When you think of living in a cruise ship – if the rest of the planet were to become uninhabitable – it doesn’t sound as horrific and anxiety-inducing as a bunker. “It has amenities such as rock-climbing walls, a game arcade, classrooms, a library, a movie theatre… it’s got everything that you need to spread out and maintain some semblance of normal when things outside are anything but normal.”
Coping With Claustrophobia
Investors actually holiday in these bunkers, he says, and this isn’t surprising considering how much investment is actually going into creating these alternate worlds. In addition to employing psychologists who reportedly consult with NASA to counsel any residents battling with claustrophobia, there are hydroponic gardens, pools and a bar.

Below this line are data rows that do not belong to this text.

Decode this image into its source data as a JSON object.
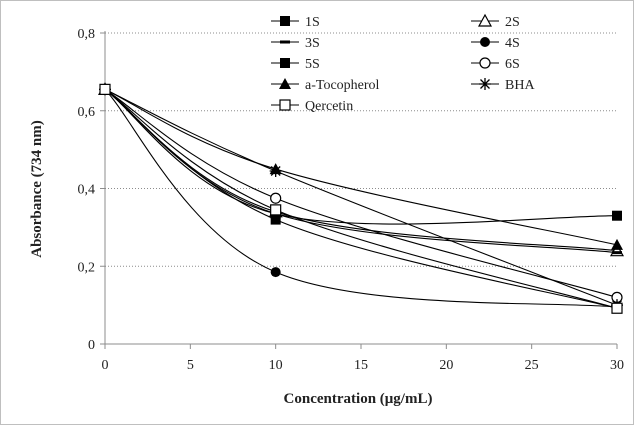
{
  "chart_data": {
    "type": "line",
    "xlabel": "Concentration (μg/mL)",
    "ylabel": "Absorbance (734 nm)",
    "x": [
      0,
      10,
      30
    ],
    "xlim": [
      0,
      30
    ],
    "ylim": [
      0,
      0.8
    ],
    "xticks": [
      "0",
      "5",
      "10",
      "15",
      "20",
      "25",
      "30"
    ],
    "yticks": [
      "0",
      "0,2",
      "0,4",
      "0,6",
      "0,8"
    ],
    "grid": "horizontal dotted",
    "legend_position": "top-right",
    "series": [
      {
        "name": "1S",
        "values": [
          0.655,
          0.32,
          0.092
        ],
        "marker": "square-filled"
      },
      {
        "name": "2S",
        "values": [
          0.655,
          0.34,
          0.24
        ],
        "marker": "triangle-open"
      },
      {
        "name": "3S",
        "values": [
          0.655,
          0.335,
          0.235
        ],
        "marker": "dash"
      },
      {
        "name": "4S",
        "values": [
          0.655,
          0.185,
          0.095
        ],
        "marker": "circle-filled"
      },
      {
        "name": "5S",
        "values": [
          0.655,
          0.335,
          0.33
        ],
        "marker": "square-filled"
      },
      {
        "name": "6S",
        "values": [
          0.655,
          0.375,
          0.12
        ],
        "marker": "circle-open"
      },
      {
        "name": "a-Tocopherol",
        "values": [
          0.655,
          0.45,
          0.255
        ],
        "marker": "triangle-filled"
      },
      {
        "name": "BHA",
        "values": [
          0.655,
          0.445,
          0.1
        ],
        "marker": "star"
      },
      {
        "name": "Qercetin",
        "values": [
          0.655,
          0.345,
          0.092
        ],
        "marker": "square-open"
      }
    ]
  }
}
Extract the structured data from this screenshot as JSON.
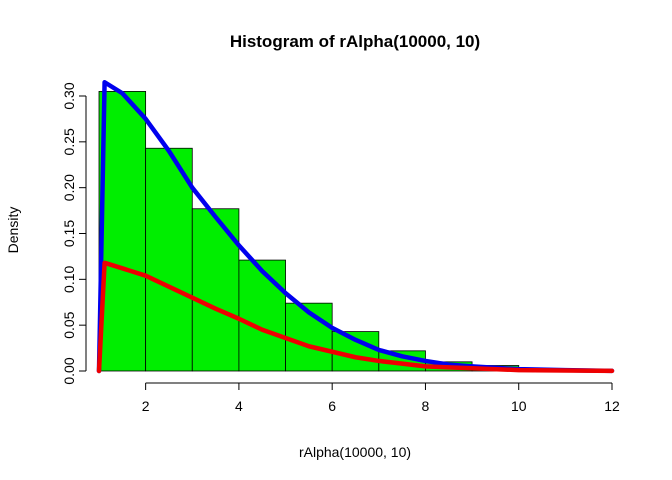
{
  "chart_data": {
    "type": "histogram",
    "title": "Histogram of rAlpha(10000, 10)",
    "xlabel": "rAlpha(10000, 10)",
    "ylabel": "Density",
    "xlim": [
      1,
      12
    ],
    "ylim": [
      0,
      0.3
    ],
    "xticks": [
      2,
      4,
      6,
      8,
      10,
      12
    ],
    "yticks": [
      0.0,
      0.05,
      0.1,
      0.15,
      0.2,
      0.25,
      0.3
    ],
    "ytick_labels": [
      "0.00",
      "0.05",
      "0.10",
      "0.15",
      "0.20",
      "0.25",
      "0.30"
    ],
    "bars": {
      "color": "#00ee00",
      "bins": [
        {
          "x0": 1,
          "x1": 2,
          "density": 0.305
        },
        {
          "x0": 2,
          "x1": 3,
          "density": 0.243
        },
        {
          "x0": 3,
          "x1": 4,
          "density": 0.177
        },
        {
          "x0": 4,
          "x1": 5,
          "density": 0.121
        },
        {
          "x0": 5,
          "x1": 6,
          "density": 0.074
        },
        {
          "x0": 6,
          "x1": 7,
          "density": 0.043
        },
        {
          "x0": 7,
          "x1": 8,
          "density": 0.022
        },
        {
          "x0": 8,
          "x1": 9,
          "density": 0.01
        },
        {
          "x0": 9,
          "x1": 10,
          "density": 0.006
        },
        {
          "x0": 10,
          "x1": 11,
          "density": 0.001
        }
      ]
    },
    "series": [
      {
        "color": "#0000ee",
        "x": [
          1.0,
          1.12,
          1.5,
          2,
          2.5,
          3,
          3.5,
          4,
          4.5,
          5,
          5.5,
          6,
          6.5,
          7,
          7.5,
          8,
          8.5,
          9,
          10,
          11,
          12
        ],
        "y": [
          0.0,
          0.315,
          0.303,
          0.275,
          0.24,
          0.2,
          0.168,
          0.137,
          0.109,
          0.085,
          0.064,
          0.047,
          0.034,
          0.023,
          0.016,
          0.011,
          0.007,
          0.005,
          0.002,
          0.001,
          0.0002
        ]
      },
      {
        "color": "#ee0000",
        "x": [
          1.0,
          1.12,
          1.5,
          2,
          2.5,
          3,
          3.5,
          4,
          4.5,
          5,
          5.5,
          6,
          6.5,
          7,
          7.5,
          8,
          8.5,
          9,
          10,
          11,
          12
        ],
        "y": [
          0.0,
          0.118,
          0.112,
          0.104,
          0.092,
          0.08,
          0.068,
          0.057,
          0.045,
          0.036,
          0.027,
          0.021,
          0.015,
          0.011,
          0.008,
          0.005,
          0.004,
          0.003,
          0.001,
          0.0005,
          0.0001
        ]
      }
    ]
  }
}
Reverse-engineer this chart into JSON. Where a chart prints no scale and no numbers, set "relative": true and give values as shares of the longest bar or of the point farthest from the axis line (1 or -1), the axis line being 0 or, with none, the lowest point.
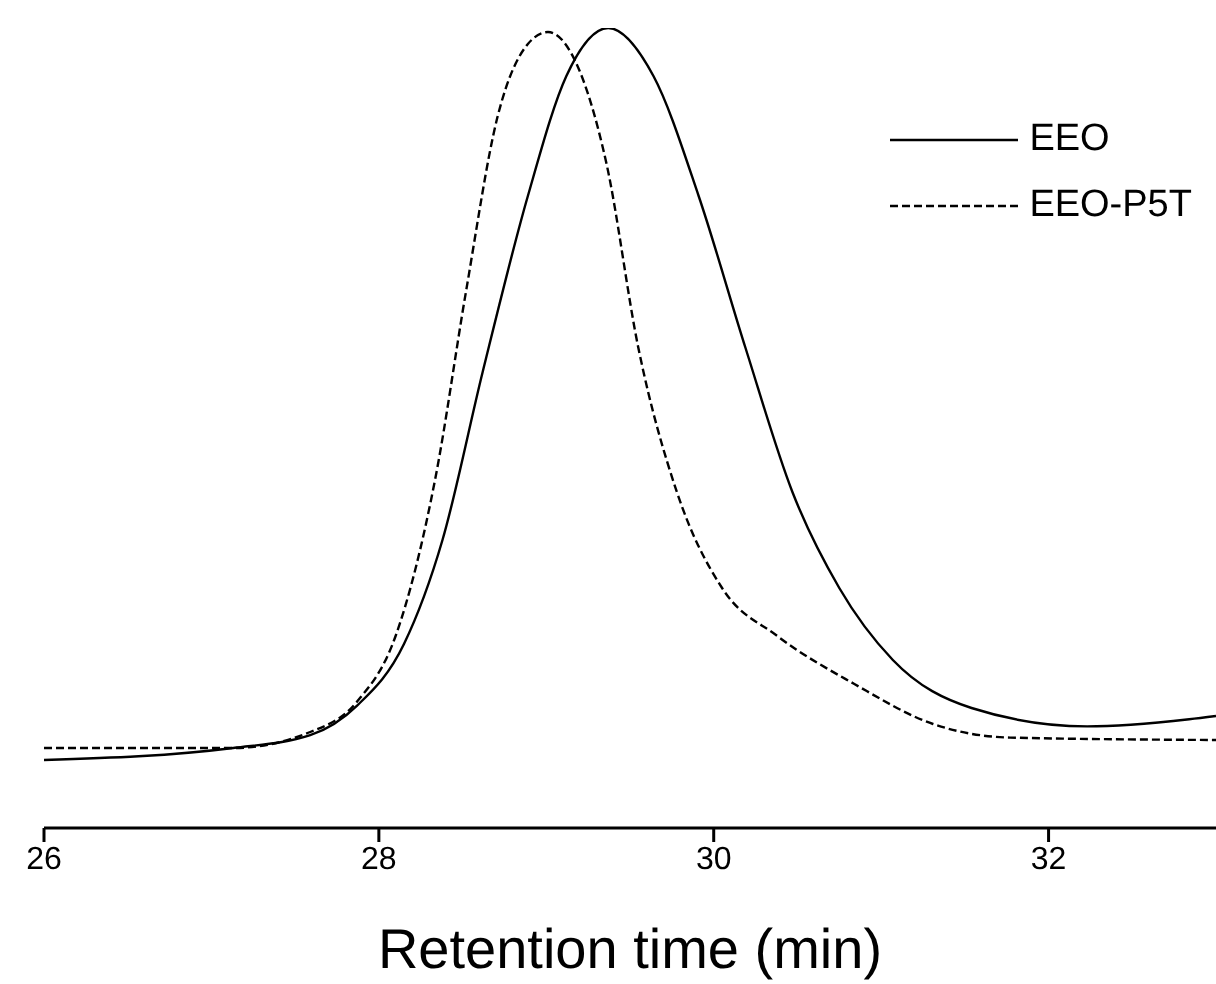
{
  "chart_data": {
    "type": "line",
    "xlabel": "Retention time (min)",
    "relative": true,
    "xlim": [
      26,
      33
    ],
    "xticks": [
      26,
      28,
      30,
      32
    ],
    "legend": "top right",
    "grid": false,
    "marker": "none",
    "series": [
      {
        "name": "EEO",
        "color": "#000000",
        "line_style": "solid",
        "x": [
          26,
          27.13,
          27.59,
          27.87,
          28.15,
          28.38,
          28.62,
          28.89,
          29.12,
          29.37,
          29.64,
          29.91,
          30.19,
          30.47,
          30.75,
          31.07,
          31.54,
          32.23,
          32.84,
          33
        ],
        "values": [
          0.085,
          0.1,
          0.116,
          0.153,
          0.23,
          0.36,
          0.57,
          0.79,
          0.94,
          1,
          0.94,
          0.79,
          0.6,
          0.42,
          0.3,
          0.21,
          0.15,
          0.127,
          0.136,
          0.14
        ]
      },
      {
        "name": "EEO-P5T",
        "color": "#000000",
        "line_style": "dashed",
        "x": [
          26,
          27.13,
          27.59,
          27.87,
          28.1,
          28.34,
          28.52,
          28.71,
          28.89,
          29.01,
          29.17,
          29.36,
          29.55,
          29.78,
          30.05,
          30.38,
          30.84,
          31.31,
          31.77,
          33
        ],
        "values": [
          0.1,
          0.1,
          0.12,
          0.158,
          0.24,
          0.44,
          0.67,
          0.89,
          0.98,
          0.995,
          0.96,
          0.83,
          0.6,
          0.42,
          0.3,
          0.24,
          0.18,
          0.13,
          0.113,
          0.11
        ]
      }
    ]
  }
}
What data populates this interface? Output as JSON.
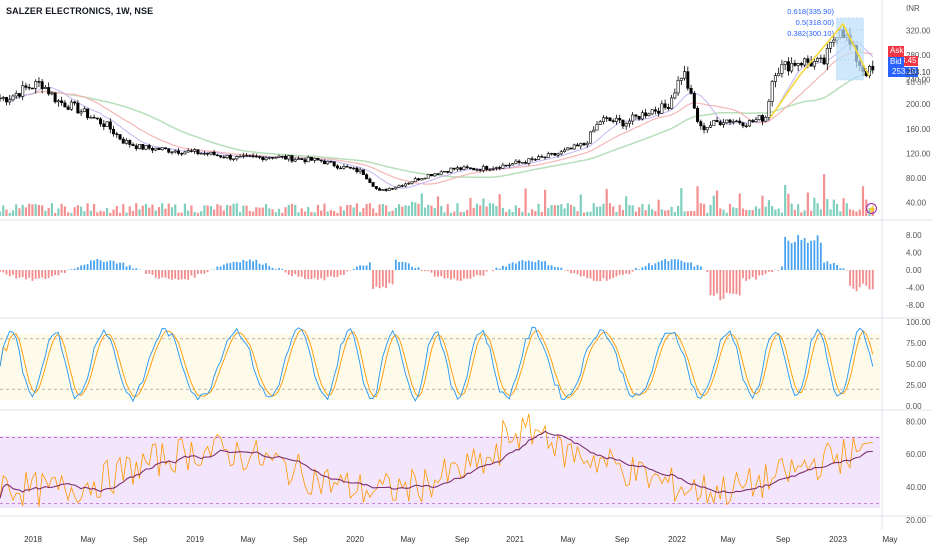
{
  "header": {
    "symbol_title": "SALZER ELECTRONICS, 1W, NSE",
    "currency": "INR"
  },
  "quote": {
    "ask_label": "Ask",
    "ask_value": "253.45",
    "bid_label": "Bid",
    "bid_value": "253.10",
    "last_price": "253.10",
    "countdown": "1d 3h",
    "ask_color": "#f23645",
    "bid_color": "#2962ff"
  },
  "fib_labels": [
    "0.618(335.90)",
    "0.5(318.00)",
    "0.382(300.10)"
  ],
  "lightning_icon": "lightning-icon",
  "chart_data": {
    "type": "candlestick",
    "x_labels": [
      "2018",
      "May",
      "Sep",
      "2019",
      "May",
      "Sep",
      "2020",
      "May",
      "Sep",
      "2021",
      "May",
      "Sep",
      "2022",
      "May",
      "Sep",
      "2023",
      "May"
    ],
    "price_ticks": [
      "320.00",
      "280.00",
      "240.00",
      "200.00",
      "160.00",
      "120.00",
      "80.00",
      "40.00"
    ],
    "macd_ticks": [
      "8.00",
      "4.00",
      "0.00",
      "-4.00",
      "-8.00"
    ],
    "stoch_ticks": [
      "100.00",
      "75.00",
      "50.00",
      "25.00",
      "0.00"
    ],
    "rsi_ticks": [
      "80.00",
      "60.00",
      "40.00",
      "20.00"
    ],
    "close_approx": [
      [
        2018.0,
        210
      ],
      [
        2018.1,
        225
      ],
      [
        2018.2,
        235
      ],
      [
        2018.3,
        205
      ],
      [
        2018.4,
        195
      ],
      [
        2018.5,
        180
      ],
      [
        2018.6,
        165
      ],
      [
        2018.7,
        140
      ],
      [
        2018.8,
        130
      ],
      [
        2019.0,
        125
      ],
      [
        2019.2,
        120
      ],
      [
        2019.4,
        112
      ],
      [
        2019.6,
        115
      ],
      [
        2019.8,
        110
      ],
      [
        2019.9,
        108
      ],
      [
        2020.0,
        100
      ],
      [
        2020.15,
        90
      ],
      [
        2020.25,
        58
      ],
      [
        2020.4,
        70
      ],
      [
        2020.55,
        85
      ],
      [
        2020.7,
        95
      ],
      [
        2020.85,
        95
      ],
      [
        2021.0,
        100
      ],
      [
        2021.2,
        110
      ],
      [
        2021.35,
        120
      ],
      [
        2021.5,
        135
      ],
      [
        2021.6,
        175
      ],
      [
        2021.75,
        170
      ],
      [
        2021.9,
        190
      ],
      [
        2022.0,
        195
      ],
      [
        2022.1,
        255
      ],
      [
        2022.2,
        160
      ],
      [
        2022.35,
        175
      ],
      [
        2022.5,
        170
      ],
      [
        2022.6,
        180
      ],
      [
        2022.65,
        255
      ],
      [
        2022.8,
        270
      ],
      [
        2022.95,
        265
      ],
      [
        2023.05,
        330
      ],
      [
        2023.15,
        275
      ],
      [
        2023.2,
        253.1
      ]
    ],
    "colors": {
      "up": "#000000",
      "down": "#000000",
      "volume_up": "#7fcfbf",
      "volume_down": "#f49090",
      "macd_up": "#4aa3f0",
      "macd_down": "#f28b8b",
      "stoch_k": "#2196f3",
      "stoch_d": "#ff9800",
      "rsi": "#ff9800",
      "rsi_ma": "#7e2f6e",
      "fib_line": "#f5d93a"
    }
  }
}
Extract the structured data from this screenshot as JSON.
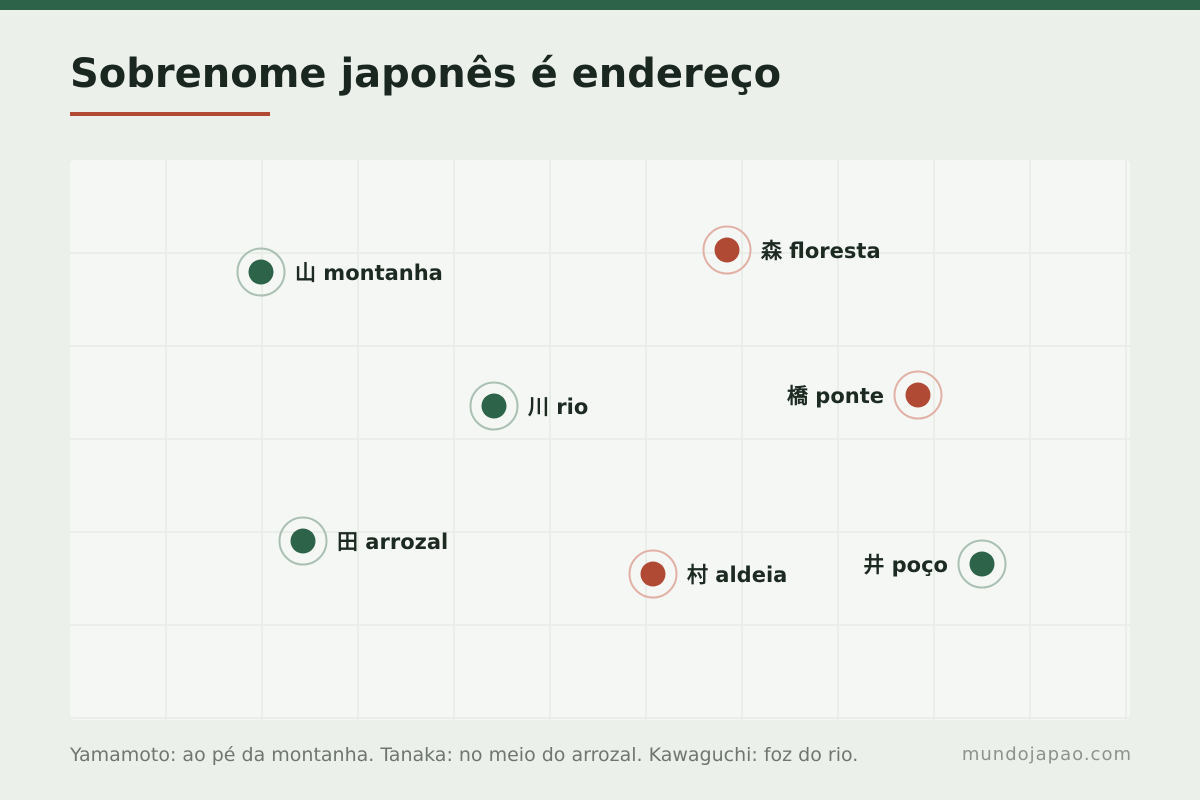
{
  "title": "Sobrenome japonês é endereço",
  "colors": {
    "accent": "#b04a35",
    "brand": "#2d6348",
    "ink": "#1a2620"
  },
  "places": [
    {
      "kanji": "山",
      "label": "山 montanha",
      "color": "green"
    },
    {
      "kanji": "森",
      "label": "森 floresta",
      "color": "red"
    },
    {
      "kanji": "川",
      "label": "川 rio",
      "color": "green"
    },
    {
      "kanji": "橋",
      "label": "橋 ponte",
      "color": "red"
    },
    {
      "kanji": "田",
      "label": "田 arrozal",
      "color": "green"
    },
    {
      "kanji": "村",
      "label": "村 aldeia",
      "color": "red"
    },
    {
      "kanji": "井",
      "label": "井 poço",
      "color": "green"
    }
  ],
  "caption": "Yamamoto: ao pé da montanha. Tanaka: no meio do arrozal. Kawaguchi: foz do rio.",
  "site": "mundojapao.com"
}
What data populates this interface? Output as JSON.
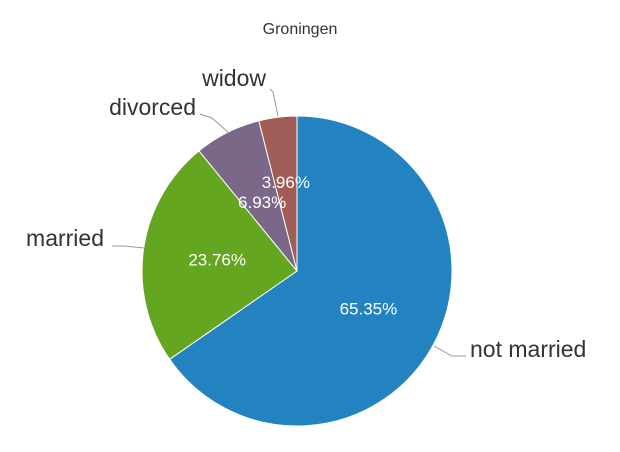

“We have nine-foot high ceilings in the apartments and they have electronic windows that are fed with a variety of scenes. Some of them are live, high-definition scenes that are displayed on television sets that are framed to look like windows. You can tell what time of day it is, you can see what the weather is doing… you can literally live wherever you want to live and have the views you want to have.”
Information Age Fomo
Besides this being a very crude type of social Darwinism, as writer Harmon Leon pointed out, as a digital native I can’t help but wonder: What would the internet look like in a post-apocalyptic world where only the super-rich survive in their bunkers that have parks, spas and gyms?
Yes, some of these bunkers have internet access, but a post-apocalyptic world-wide-web sounds like Encarta Encyclopedia 95.
Don’t get me wrong, if I were a wealthy apocalypse survivor, for a short time, I’d be grateful to be alive – and in such sumptuous style too. But the limitation of never again being able to leave the bunker would be profoundly less devastating than being cut off from the world as we experience it in the Information Age.
Death By Apocalyptic Asteroid
For me, the world is more than just the physical space we inhabit as humans. It is the frequent sharing of ideas online, the rapid spread of information, and it’s advocacy.
This is why we can so often disappear in our handsets to connect with humans from all over the world who have different beliefs and frames of reference to us. Online we clash and learn from each other, expanding our world views.
The internet is a wonderful (and sometimes terrifying) space for sharing knowledge that’s constantly growing and a resource for finding unquantifiable amounts of new data that can be shared – for good or for evil – within split seconds.
In this current ambivalent and fast-paced reality, the idea of an insular, privileged post-apocalyptic life sounds not only parochial but dreary.
Give me the option to argue with a complete stranger on the internet any day, or give me death by apocalyptic asteroid.